Human immunodeficiency virus infection increases susceptibility to TB and in 2011, about 40% of TB patients also had HIV infection (
8,
9). Tuberculosis has many clinical manifestations and the most common form is pulmonary tuberculosis. Patients with pulmonary tuberculosis spread bacilli in aerosol and transmit their infection to other people (
10). Cellular immune response is a critical component of protective immunity against
Mycobacterium tuberculosis. It has been reported that CD4+ effector T cells, which secrete immunocompetent cytokines such as interferon gamma (IFNγ), have a pivotal role in elimination of
M. tuberculosis (
9,
11). Activation of Th1 cells is essential to control TB infection. Furthermore, IL-4 and other Th2 related markers such as IgE and IgG4 can be found frequently in patients with pulmonary tuberculosis, and the synergistic effect between TNF-α and IL-4 causes disease progression and fibrosis (
12). It seems that TNF-α and IL-4 are more effective than IL-4 alone to suppress Th1 response against
M. tuberculosis (
13). Therefore, low Th1 and high Th2 activity is associated with the failure of immune response against TB (
12,
14). T regulatory (Treg) cells suppress immune responses against pathogens such as
M. tuberculosis and express the forkhead winged-helix family transcriptional repressor p3 (FoxP3), which has suppressive activity (
15).
Development and function of natural Treg (n Treg) is dependent on the expression of Foxp3 (
16). FoxP3 interacts with Nuclear Factor-kB (NFkB) and represses the expression of cytokines such as IL-2, IL-4 and IFN-γ, which lead to impaired cell proliferation (
17). In addition, Treg cells express CTLA-4 on their surface, which binds to CD80 and CD86, and has an inhibitory role on T cell activation (
18). The number of cells expressing these markers has been reported to be decreased in several chronic inflammatory disorders (
19-
21). Nonetheless, the number of Treg cells in patients with active TB increases in peripheral blood cells (
22). It has also been reported that CD4+ CD25+ FoxP3+ T cells and FoxP3 mRNA increase in blood or at the site of infection in patients with active TB (
23).
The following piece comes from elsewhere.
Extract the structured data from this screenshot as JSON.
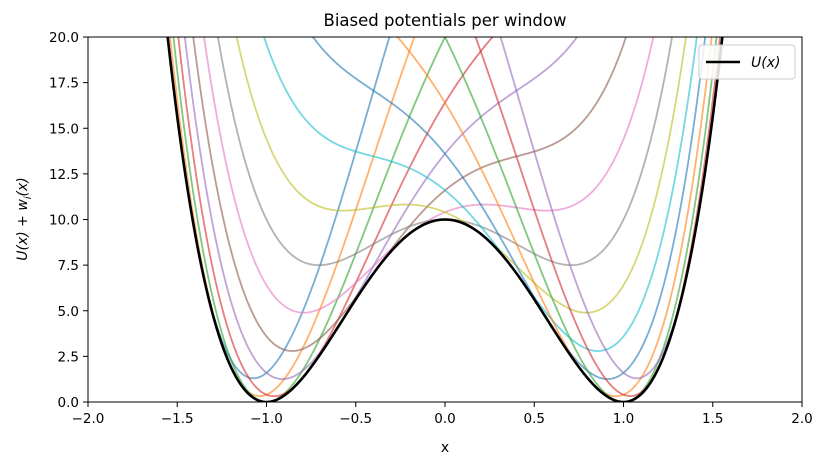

More recently, Pang et al. demonstrated that the frequency of nTreg cells and inductive regulatory T cells increase in peripheral blood samples of patients with active TB (
24). In contrast, it has been reported that the expression of Foxp3 decreases in patients with newly diagnosed TB (
25). Since, only 5 - 10% of individuals infected by TB develop active disease (2723 to 28), and there are controversial data regarding the role of Treg cells in TB, evaluation of these cells in infected individuals is imperative and further studies are needed to clarify the role of Treg cells in disease development.